I have no idea how this happened, but somehow our first grandchild grew up and is now headed to college. Dennis and I drove to Conway and met him for lunch on Tuesday last week. We’ve never had this much time with just him…ever!
We talked about his dorm, his roommate he has not yet met, what he’s most looking forward to in college and more as we ate chips and queso. After our lunch arrived he told us a story about a prank he and his friend played and what he’s packed to take on the plane to his college in California. Samuel is a minimalist. He’s also very smart, logical and naïve, and he knows this is true.
As we finished our lunch Dennis and I pulled out our prepared notes of advice. And we called Aunt Laura and Uncle Josh who had words of wisdom to add.
Here are my three pieces of advice, wisdom I’ve learned over decades that Samuel will heed sooner than I did.
Forgive your parents, Samuel. Beginning in college and continuing into the decade of your 20s is a season of questioning your assumptions about everything: God, family, friendships, faith, truth, work, ministry, mission, and more; and then solidifying your conclusions as beliefs of your own. This is all healthy and good.
The 20s are also a decade of discovering all the mistakes your parents made (and you had really good parents), especially when you get married and start your own family. All parents are flawed, have blind spots, and make lots of mistakes of omission. What they intend as loving doesn’t always come across that way. So, your job is to forgive your parents every time you realize you are missing something other kids got or you were harmed in some way by their decisions. It’s the way of honor, peace and a long life as promised in the fifth commandment. (And we have a book on that we will give you some day when you are ready!)
Don’t be afraid of God’s disruptions. Welcome them. God’s work in us is to show us all the ways we try to do life on our own and try to substitute other people, things and activities for a real relationship with Him. You, like most everyone your age, have a pattern or a formula for how you relate to God, even if you are unaware of it.
Samuel, you are like me, a first born, and first borns love to get everything ordered and under control. God loves you and wants you to know Him in a personal relationship because He is a Person, so He will pursue you, disrupt your formulas and controls, and knock down false ideas you carry around that you are not even aware of right now. It won’t be pleasant, and at times it will be frustrating or frightening, but if you surrender your heart to Him in every uncomfortable circumstance He will be pleased and will make Himself known to you in time.

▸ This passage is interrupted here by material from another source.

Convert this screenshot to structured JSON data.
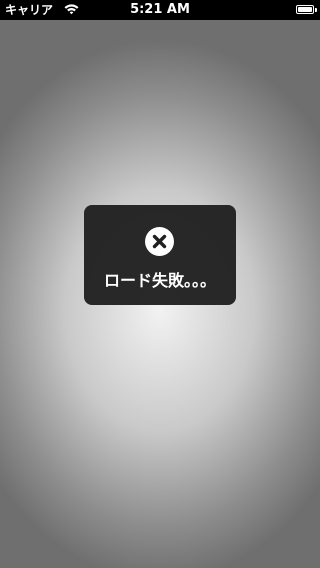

Last but not least, be the person who apologizes first. You will unintentionally offend people in the next four years and beyond. Even someone who is as eager to please as you are will make mistakes in relationships. You have blind spots as do your parents and grandparents. So when you realize you have offended, even if you are clueless as to what you’ve done, bravely enter into resolution. Ask what you’ve done, learn to listen and then be the one to apologize first. Genuine humility is the key to healthy deep relationships in all of life.
With love and prayers,
I would share Dennis’s challenges but he wrote almost 3 pages! And he had an insider line or two that would leave you with furrowed foreheads. Maybe another time.
Surprisingly Samuel asked us both a few questions which we weren’t expecting. We thought he’d want to bolt after our little mini sermons! He asked, “I hear a lot about surrendering to Jesus, but tell me practically what does that look like, and, how do I discern what to do when some day in the future I’m presented with situations I don’t know how to deal with?”
He’s a smart teenager!
I have lots of friends who are sending off their first or last child this month. It’s a major milestone, a passage full of potential and even fears. For parents and grandparents it’s good to be in a place where all we can do is pray. We ache to do more, far more than just pray. But God is with these kids and our Samuel. He loves them more than we do, delights to redeem and His specialty is working all things together for good.